What type of dovetails are you trying to make. Half-blind dovetails are quick to make once set up & are the preferred for drawers. Through-dovetails are more for boxes. The first setup shouldn't take long as long as you use some basic measurements when sizing your drawers. After that you do not need to change any settings even if you change thickness of material as the joints are referenced off he inside of the joint. If having any problems post it & we will see if we can help adjust it for you.

There is another bit that looks like the lock miter bit but it is a little different. It is a drawer lock bit. It has a little different profile.
Maybe I shouldn't have gotten into the dovetail jig discussion. I now know that a miter lock bit and a drawer lock bit are two different animals. so-- has anyone had any luck using a drawer lock bit ? Are they as big a pain as a miter lock bit ?
Hi Bob,
The drawer lock bit is much easier to setup. As for the lock miter bit for drawer boxes I have done this once for a customer. He wanted the joints to be put together with a lock miter. The drawers work fine but not worth the amount of work to get right for drawer boxes. I use this bit for columns & newels were you need a strong mitered corner joint.

If using an applied drawer front or not I would stick with the half-blind dovetail or the drawer lock bit. For kitchen cabs & bath vanities I use the half-blind dovetails. My Porter Cable jig is always setup & ready for a drawer project. Just have to cut my drawer sizes accordingly for centered joints which is no problem.
Hey Bob J.... This might sound stupid, but.............
what is the reason you would not use these bits for drawer boxes ? I thought I saw some bits from Amana that were made for that. Or we talking about two different bits ? I have a porter cable dove tail jig, but the set up time varies from quick to " I think its nap time." The stock has to centered between the fingers, or the off set will be off. That's why I thought it would be quicker to rout the stock and then cut it to size. ( My boss wants a lot of different size drawers in her cabinets. )
Hi Bob,
Setting up your jig is not really that hard or time consuming once you understand the drawer sizing. PC uses 1” increments for the joint spacing. To have a joint with half pins top & bottom for a centered joint the sizing of drawer parts are 1” increments + 1/4” so your drawer parts will be ripped to 2-1/4” 3-1/4”, 4-1/4”, 5-1/4” etc. The jig has stops to offset your parts & each corner joint is machined at the same time. Design your drawer openings with these sizes in mind.

If you have a drawer opening of 5” your drawer box height would be the 4-1/4”. If using side mount slides this is enough room top to bottom. If using undermount slides I would suggest add an extra 1/8” to the height of the opening for a little extra room or use the 3-1/4” drawer height. You can use ¼” ply for the drawer bottoms. You can route a ¼” dado ½” up from the bottom. This will put the groove in the center of the tails & will not be seen when opening the drawer.

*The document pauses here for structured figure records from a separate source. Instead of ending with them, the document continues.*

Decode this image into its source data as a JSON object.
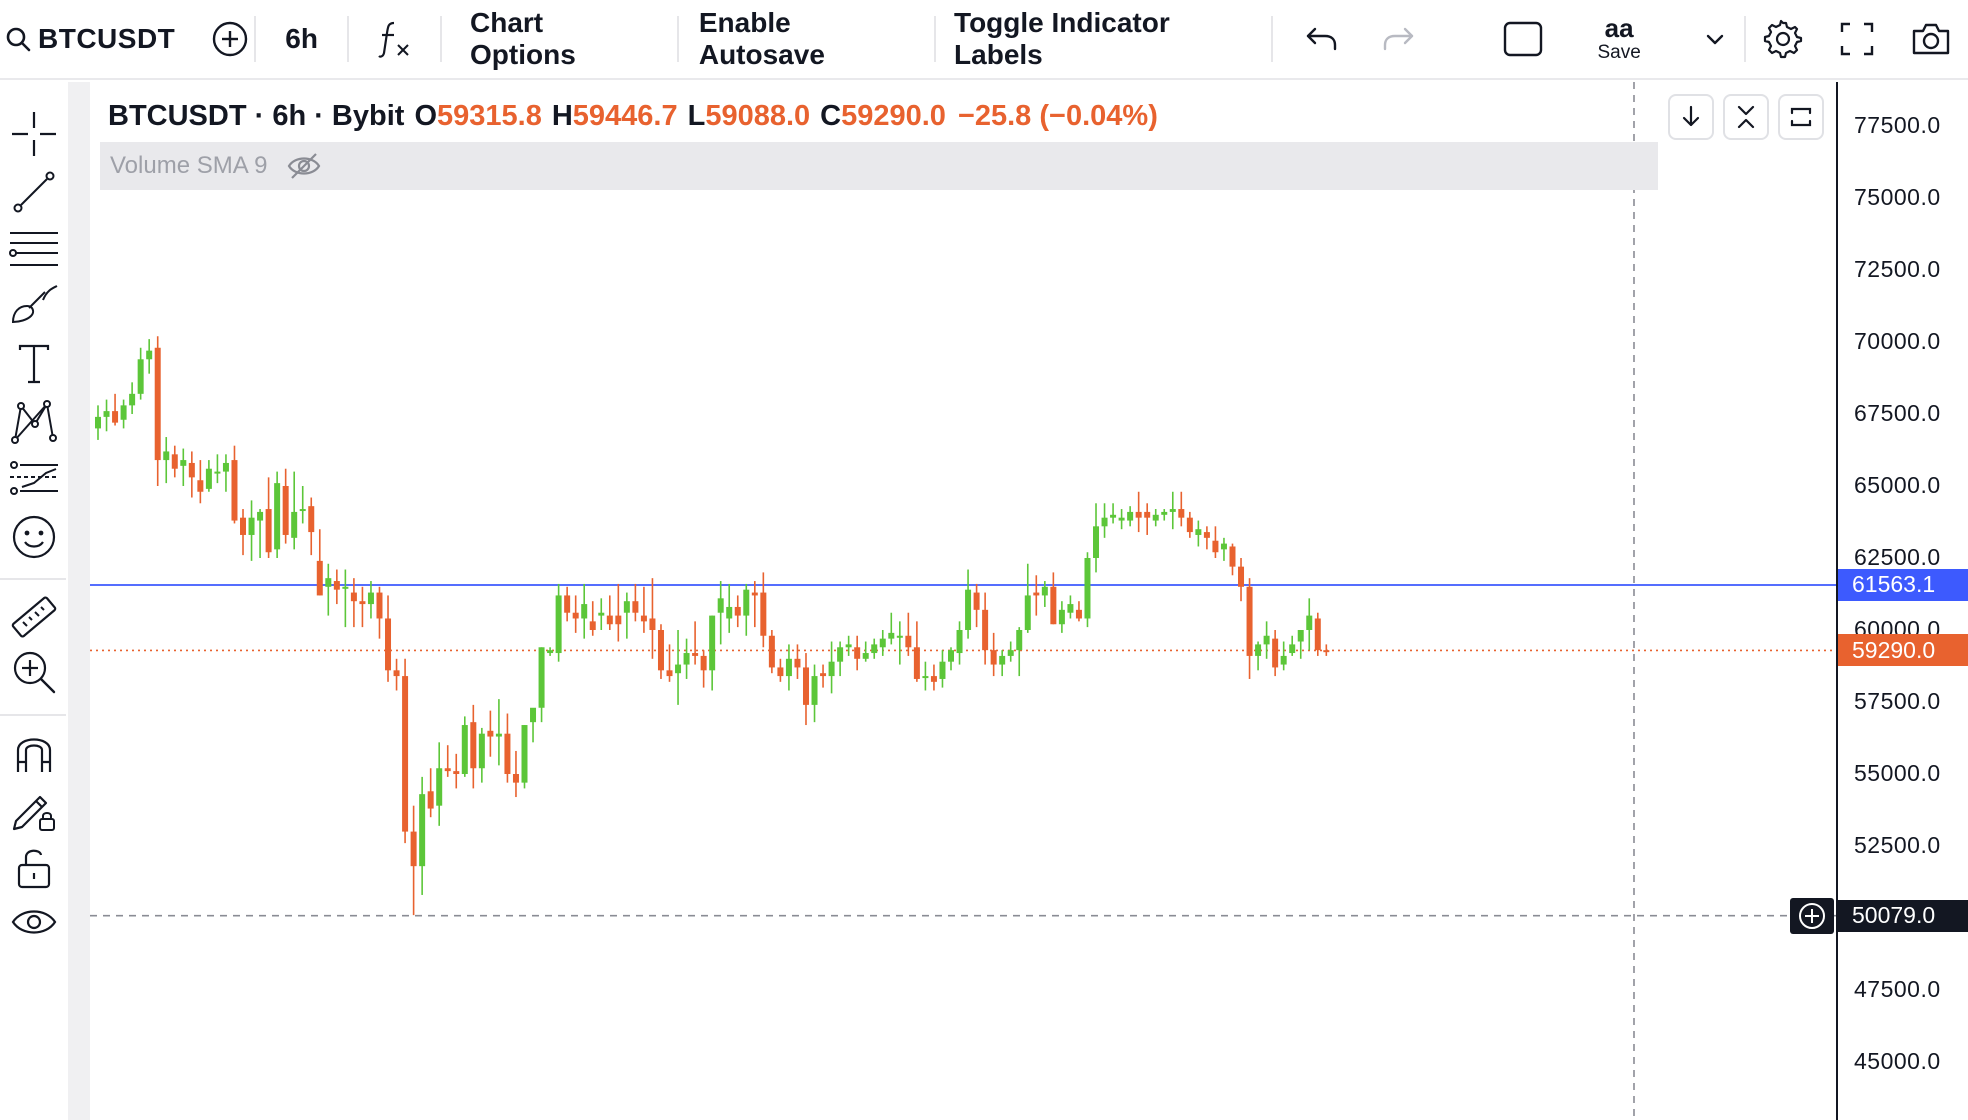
{
  "toolbar": {
    "symbol": "BTCUSDT",
    "interval": "6h",
    "indicators_glyph": "fx",
    "chart_options": "Chart Options",
    "enable_autosave": "Enable Autosave",
    "toggle_indicator_labels": "Toggle Indicator Labels",
    "layout_name": "aa",
    "save_label": "Save",
    "icons": [
      "search-icon",
      "add-compare-icon",
      "function-icon",
      "undo-icon",
      "redo-icon",
      "layout-square-icon",
      "chevron-down-icon",
      "gear-icon",
      "fullscreen-icon",
      "camera-icon"
    ]
  },
  "left_toolbar": {
    "tools": [
      "crosshair",
      "trend-line",
      "horizontal-lines",
      "brush",
      "text",
      "pattern",
      "forecast",
      "emoji",
      "ruler",
      "zoom-in",
      "magnet",
      "lock-drawings",
      "unlock",
      "eye"
    ]
  },
  "legend": {
    "title": "BTCUSDT · 6h · Bybit",
    "open_key": "O",
    "open": "59315.8",
    "high_key": "H",
    "high": "59446.7",
    "low_key": "L",
    "low": "59088.0",
    "close_key": "C",
    "close": "59290.0",
    "change": "−25.8 (−0.04%)"
  },
  "indicator": {
    "label": "Volume SMA 9"
  },
  "price_scale": {
    "labels": [
      "77500.0",
      "75000.0",
      "72500.0",
      "70000.0",
      "67500.0",
      "65000.0",
      "62500.0",
      "60000.0",
      "57500.0",
      "55000.0",
      "52500.0",
      "47500.0",
      "45000.0"
    ],
    "horizontal_line": {
      "label": "61563.1",
      "color": "#3d5afe"
    },
    "last_price": {
      "label": "59290.0",
      "color": "#e8622f"
    },
    "crosshair": {
      "label": "50079.0"
    }
  },
  "colors": {
    "up": "#5cc639",
    "down": "#e8622f",
    "text": "#131722"
  },
  "chart_data": {
    "type": "candlestick",
    "symbol": "BTCUSDT",
    "interval": "6h",
    "exchange": "Bybit",
    "ylim": [
      45000,
      77500
    ],
    "ohlc": [
      [
        67000,
        67800,
        66600,
        67400
      ],
      [
        67400,
        68000,
        66900,
        67600
      ],
      [
        67600,
        68200,
        67100,
        67200
      ],
      [
        67300,
        68000,
        67000,
        67800
      ],
      [
        67800,
        68600,
        67500,
        68200
      ],
      [
        68200,
        69800,
        68000,
        69400
      ],
      [
        69400,
        70100,
        68900,
        69700
      ],
      [
        69800,
        70200,
        65000,
        65900
      ],
      [
        65900,
        66700,
        65100,
        66200
      ],
      [
        66100,
        66400,
        65300,
        65600
      ],
      [
        65700,
        66300,
        65000,
        65900
      ],
      [
        65800,
        66200,
        64600,
        65300
      ],
      [
        65200,
        65900,
        64400,
        64800
      ],
      [
        64900,
        65900,
        64800,
        65600
      ],
      [
        65500,
        66100,
        65100,
        65500
      ],
      [
        65500,
        66100,
        64800,
        65800
      ],
      [
        65900,
        66400,
        63700,
        63800
      ],
      [
        63900,
        64200,
        62600,
        63300
      ],
      [
        63300,
        64500,
        62400,
        63900
      ],
      [
        63800,
        64200,
        62500,
        64100
      ],
      [
        64200,
        65300,
        62500,
        62700
      ],
      [
        62800,
        65500,
        62500,
        65100
      ],
      [
        65000,
        65600,
        63000,
        63300
      ],
      [
        63200,
        65500,
        62800,
        64100
      ],
      [
        64200,
        65000,
        63700,
        64200
      ],
      [
        64300,
        64600,
        62600,
        63400
      ],
      [
        62400,
        63500,
        61200,
        61200
      ],
      [
        61500,
        62300,
        60500,
        61800
      ],
      [
        61700,
        62100,
        60900,
        61400
      ],
      [
        61500,
        62100,
        60100,
        61500
      ],
      [
        61300,
        61800,
        60100,
        61000
      ],
      [
        61000,
        61500,
        60100,
        60900
      ],
      [
        60900,
        61700,
        60400,
        61300
      ],
      [
        61300,
        61500,
        59700,
        60400
      ],
      [
        60400,
        61200,
        58200,
        58600
      ],
      [
        58600,
        59000,
        57900,
        58400
      ],
      [
        58400,
        59000,
        52600,
        53000
      ],
      [
        53000,
        53900,
        50100,
        51800
      ],
      [
        51800,
        54900,
        50800,
        54300
      ],
      [
        54400,
        55200,
        53500,
        53800
      ],
      [
        53900,
        56100,
        53200,
        55200
      ],
      [
        55200,
        56000,
        54900,
        55100
      ],
      [
        55100,
        55700,
        54500,
        55000
      ],
      [
        55000,
        57000,
        54900,
        56700
      ],
      [
        56800,
        57400,
        54500,
        55200
      ],
      [
        55200,
        56600,
        54700,
        56400
      ],
      [
        56500,
        57200,
        55600,
        56300
      ],
      [
        56300,
        57600,
        55300,
        56400
      ],
      [
        56400,
        57100,
        54700,
        55000
      ],
      [
        55000,
        55800,
        54200,
        54700
      ],
      [
        54700,
        56700,
        54500,
        56700
      ],
      [
        56800,
        57000,
        56100,
        57300
      ],
      [
        57300,
        59400,
        56800,
        59400
      ],
      [
        59200,
        59400,
        59100,
        59300
      ],
      [
        59200,
        61600,
        58900,
        61200
      ],
      [
        61200,
        61500,
        60300,
        60600
      ],
      [
        60600,
        61200,
        59900,
        60400
      ],
      [
        60400,
        61600,
        59700,
        60900
      ],
      [
        60300,
        61000,
        59800,
        60000
      ],
      [
        60500,
        61100,
        60000,
        60600
      ],
      [
        60500,
        61200,
        60000,
        60200
      ],
      [
        60500,
        61600,
        59600,
        60200
      ],
      [
        60600,
        61300,
        59700,
        61000
      ],
      [
        61000,
        61600,
        60300,
        60600
      ],
      [
        60500,
        61500,
        59900,
        60300
      ],
      [
        60400,
        61800,
        59000,
        60000
      ],
      [
        60000,
        60200,
        58300,
        58600
      ],
      [
        58600,
        59500,
        58200,
        58400
      ],
      [
        58500,
        60000,
        57400,
        58800
      ],
      [
        58800,
        59700,
        58300,
        59200
      ],
      [
        59200,
        60300,
        58800,
        59100
      ],
      [
        59100,
        59300,
        58000,
        58600
      ],
      [
        58600,
        60500,
        57900,
        60500
      ],
      [
        60600,
        61700,
        59500,
        61100
      ],
      [
        60400,
        61600,
        59900,
        60800
      ],
      [
        60800,
        61200,
        60100,
        60500
      ],
      [
        60500,
        61600,
        59800,
        61400
      ],
      [
        61300,
        61700,
        60100,
        61200
      ],
      [
        61300,
        62000,
        59400,
        59800
      ],
      [
        59800,
        60000,
        58500,
        58700
      ],
      [
        58700,
        59000,
        58200,
        58400
      ],
      [
        58400,
        59500,
        57900,
        59000
      ],
      [
        59000,
        59500,
        58300,
        58700
      ],
      [
        58700,
        59200,
        56700,
        57400
      ],
      [
        57400,
        58800,
        56800,
        58400
      ],
      [
        58500,
        58800,
        58000,
        58400
      ],
      [
        58400,
        59600,
        57800,
        58900
      ],
      [
        58900,
        59600,
        58400,
        59400
      ],
      [
        59400,
        59800,
        59100,
        59500
      ],
      [
        59400,
        59800,
        58600,
        59000
      ],
      [
        59000,
        59600,
        58900,
        59200
      ],
      [
        59200,
        59700,
        59000,
        59500
      ],
      [
        59400,
        60000,
        59100,
        59700
      ],
      [
        59700,
        60600,
        59500,
        59900
      ],
      [
        59800,
        60300,
        58800,
        59800
      ],
      [
        59800,
        60600,
        59100,
        59400
      ],
      [
        59400,
        60300,
        58200,
        58300
      ],
      [
        58400,
        58900,
        57900,
        58400
      ],
      [
        58400,
        58800,
        57900,
        58200
      ],
      [
        58300,
        59300,
        58000,
        58900
      ],
      [
        58900,
        59400,
        58600,
        59300
      ],
      [
        59200,
        60300,
        58800,
        60000
      ],
      [
        60000,
        62100,
        59700,
        61400
      ],
      [
        61300,
        61600,
        60100,
        60700
      ],
      [
        60700,
        61300,
        58800,
        59300
      ],
      [
        59300,
        59900,
        58400,
        58800
      ],
      [
        58800,
        59300,
        58400,
        59100
      ],
      [
        59100,
        59600,
        58900,
        59300
      ],
      [
        59300,
        60100,
        58400,
        60000
      ],
      [
        60000,
        62300,
        59900,
        61200
      ],
      [
        61300,
        61900,
        60500,
        61200
      ],
      [
        61200,
        61700,
        60800,
        61500
      ],
      [
        61500,
        62000,
        60200,
        60200
      ],
      [
        60200,
        61000,
        59900,
        60700
      ],
      [
        60600,
        61200,
        60400,
        60900
      ],
      [
        60700,
        61000,
        60300,
        60400
      ],
      [
        60400,
        62700,
        60100,
        62500
      ],
      [
        62500,
        64400,
        62000,
        63600
      ],
      [
        63600,
        64400,
        63200,
        63900
      ],
      [
        63900,
        64400,
        63700,
        64000
      ],
      [
        63800,
        64200,
        63500,
        63900
      ],
      [
        63800,
        64300,
        63600,
        64100
      ],
      [
        64100,
        64800,
        63400,
        63900
      ],
      [
        64100,
        64400,
        63300,
        63900
      ],
      [
        63800,
        64200,
        63600,
        64000
      ],
      [
        64000,
        64200,
        63800,
        64100
      ],
      [
        64100,
        64800,
        63500,
        64200
      ],
      [
        64200,
        64800,
        63600,
        63900
      ],
      [
        63900,
        64100,
        63200,
        63400
      ],
      [
        63300,
        63800,
        62900,
        63500
      ],
      [
        63400,
        63600,
        62800,
        63200
      ],
      [
        63100,
        63600,
        62500,
        62700
      ],
      [
        62800,
        63200,
        62400,
        63000
      ],
      [
        62900,
        63000,
        61900,
        62200
      ],
      [
        62200,
        62500,
        61000,
        61500
      ],
      [
        61500,
        61800,
        58300,
        59100
      ],
      [
        59100,
        59600,
        58600,
        59500
      ],
      [
        59500,
        60300,
        59000,
        59800
      ],
      [
        59700,
        60000,
        58400,
        58700
      ],
      [
        58800,
        59600,
        58600,
        59100
      ],
      [
        59200,
        59800,
        59100,
        59500
      ],
      [
        59600,
        59900,
        59000,
        60000
      ],
      [
        60000,
        61100,
        59300,
        60500
      ],
      [
        60400,
        60600,
        59100,
        59300
      ],
      [
        59300,
        59500,
        59100,
        59290
      ]
    ],
    "horizontal_line": 61563.1,
    "last_price": 59290.0,
    "crosshair_price": 50079.0
  }
}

Your bit height will be in the neighborhood of 5/8" from the base of you router. 1/4" for the dovetail template & 3/8" for the joint. That should get you in the ballpark. You just need to fine tune it very little to get the tightness of fit you desire. Once you find your sweet spot you can route all your parts off this same setting using 1/2" t0 1-1/8" material. The joints will always fit the same.